The 28th Annual Healdsburg Jazz Festival was a groovy hang, the kind of place where a reviewer could get the set list for the performance by Branford Marsalis by simply seeking out the green room afterwards, where Marsalis might verbalize it for him, with commentary.
“We’ve never played out here before, but it’s beautiful,” the 65-year-old saxophonist said. “I’d come here again, with my girlfriend, and spend a week, we could hang out and go to the wineries.”
Plenty of patrons were spending the better part of the festival’s ten days at a few of those nearby wineries and at bars, restaurants, and other spots around the Sonoma County town, listening to a bounty of vocalists, including Cécile McLorin Salvant, Lisa Fischer, Jackie Ryan, Nicolas Bearde, Tiffany Austin, and Lavay Smith. And to an attractive and varietal array of instrumentalists and ensembles, from Charles Lloyd, George Cables, Bobby Watson, and Benny Green to Howard Wiley, Sullivan Fortner, the Jazz Mafia, Brazilian Hamilton de Holanda, and Healdsburg’s own Jazz Choir and Freedom Jazz Choir.

Marsalis’s Friday evening gig was set at the Bacchus Landing collective of wineries. Seated in a courtyard in front of the stage, the mostly older audience seemed the sort whose taste buds would want them sampling the delicious reds and whites along with their jazz. Marcus Shelby, serving the festival as artistic director and peripatetic bass player, took the mike to acknowledge the event’s founder Jessica Felix, as well as Marsalis, “whose music inspired me to pick up the bass and follow this.” He was followed by KCSM Radio DJ Greg Bridges, who reminisced about legendary Bay Area jazz venues and assured that Marsalis “will continue to make sure it’s always swingin’.”

The eldest Marsalis brother had visited the Bay Area regularly and had personally recommended the late fellow saxophonist Andrew Speight to the music faculty at San Francisco State University, where Speight in turn established a residency for Marsalis. At Bacchus, the quartet started with the leader on soprano on “The Mighty Sword.” “It gives us a sense of what the audience wants,” the saxophonist said later about this number by their pianist, Joey Calderazzo. Indeed, it warmed up the early evening hour with a Sonny Rollins-esque energy, everyone in on the joy.
“Conversation Among the Ruins” is also a Calderazzo tune, a ballad, fitting the feel of the cool wind off the vineyards.

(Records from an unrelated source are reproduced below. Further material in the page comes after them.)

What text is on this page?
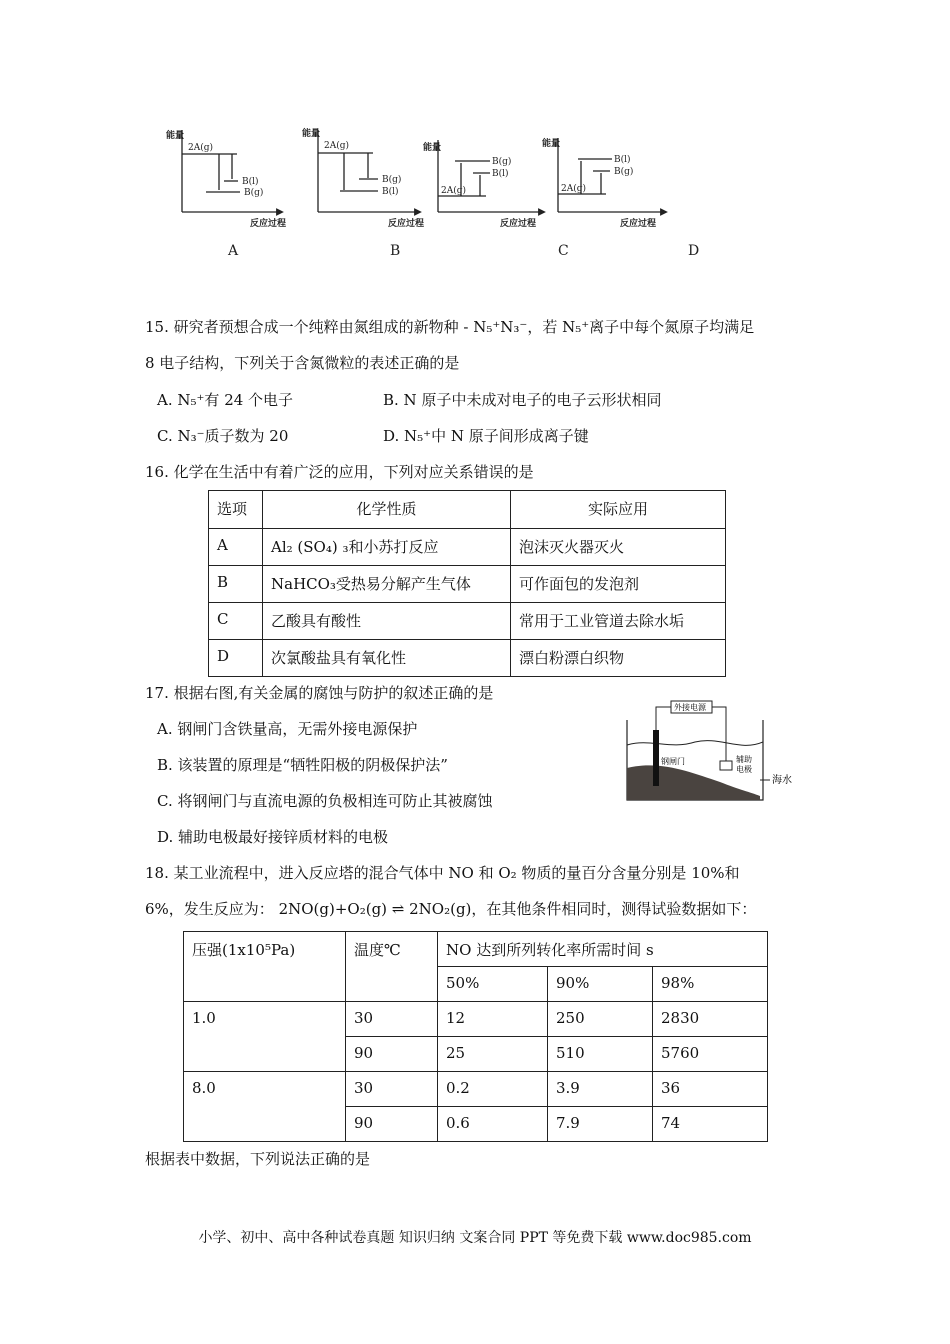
能量	能量
能量	能量
反应过程	反应过程	反应过程	反应过程
2A(g)
B(l)
B(g)
2A(g)
B(g)
B(l)	2A(g)
B(g)
B(l)
2A(g)
B(l)
B(g)
A	B	C	D
15. 研究者预想合成一个纯粹由氮组成的新物种 - N₅⁺N₃⁻，若 N₅⁺离子中每个氮原子均满足
8 电子结构，下列关于含氮微粒的表述正确的是
A. N₅⁺有 24 个电子	B. N 原子中未成对电子的电子云形状相同
C. N₃⁻质子数为 20	D. N₅⁺中 N 原子间形成离子键
16. 化学在生活中有着广泛的应用，下列对应关系错误的是
选项	化学性质	实际应用
A	Al₂ (SO₄) ₃和小苏打反应	泡沫灭火器灭火
B	NaHCO₃受热易分解产生气体	可作面包的发泡剂
C	乙酸具有酸性	常用于工业管道去除水垢
D	次氯酸盐具有氧化性	漂白粉漂白织物
17. 根据右图,有关金属的腐蚀与防护的叙述正确的是
A. 钢闸门含铁量高，无需外接电源保护
B. 该装置的原理是“牺牲阳极的阴极保护法”
C. 将钢闸门与直流电源的负极相连可防止其被腐蚀
D. 辅助电极最好接锌质材料的电极
外接电源
钢闸门	辅助
电极
海水
18. 某工业流程中，进入反应塔的混合气体中 NO 和 O₂ 物质的量百分含量分别是 10%和
6%，发生反应为： 2NO(g)+O₂(g) ⇌ 2NO₂(g)，在其他条件相同时，测得试验数据如下：
压强(1x10⁵Pa)	温度℃	NO 达到所列转化率所需时间 s		
		50%	90%	98%
1.0	30	12	250	2830
	90	25	510	5760
8.0	30	0.2	3.9	36
	90	0.6	7.9	74
根据表中数据，下列说法正确的是
小学、初中、高中各种试卷真题 知识归纳 文案合同 PPT 等免费下载 www.doc985.com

The pianist’s solo was in the right place but wasn’t particularly innovative, and the piece should have found a place for the emotive standup bass player, Eric Revis. Sweetness was added from both Marsalis’s soprano and avians high above the stage, and Justin Faulkner decorated the delicacy on drums.
Marsalis later described “There Ain’t No Sweet Man Worth the Salt of My Tears” as “just danceable, swinging with a great melody. It just has this happy energy.” Taking up his tenor sax, he gave them a jump blues, transporting them from their bourgie Northern California winery to a Prohibition speakeasy in the Big Easy, powered by Revis’s sassy bass and powdered by Faulkner’s wistful brushes. This seemed to inspire Calderazzo to fanciful fingerings with great left-hand support. Faulkner took an extended solo full of surprises.
“And we followed that with a Keith Jarrett ballad, as a good offset,” Marsalis reflected about “Long as You Know You’re Living Yours.” This was another pastel of slow regard, sparingly illuminated, like the clouds hanging to the north. Sustaining the sentiment on tenor, Marsalis was prettily paced by Faulkner, with Revis meditating lyrically on bass and Calderazzo arpeggiating enchantingly. Marsalis’s own solo evoked the singing-seeking rapture of John Coltrane, whose centenary was commemorated here as elsewhere.
“In the Crease,” a Marsalis original, had everyone feeling the fun. Calderazzo wielded his worth as a combination of alt-chord juggler and propellent percussionist. Displaying their way of working variation within a single number, the sax, bass, and drums recycled a catchy phrase, and were then joined by the piano. Faulkner seemed to presage July 4thpyrotechnics, while the whole ensemble celebrated the joy of Juneteenth.

For a finish, they were joined by veteran vocalist Kurt Elling, who on the previous day had headlined Bacchus with the Marcus Shelby Orchestra and had graced a VIP meet-and-greet. The singer and saxophonist had settled on “As Long as You’re Living” for the surprise appearance, though it took some research to find the charts and the fascinating collection of creatives who’d written the song: Julian Priester, Tommy Turrentine, and Oscar Brown, Jr. In 5/4 time, the merriness moved along from one player to another. The crowd was rightfully pleased.
Afterwards in the green room, where Marsalis was decanting a bottle of delectable Aldina Cabernet Sauvignon, the wisecracking Elling said, “I’m thunderstruck by the level of playing in this band! But I can’t really work under these conditions. However, the wine always helps.”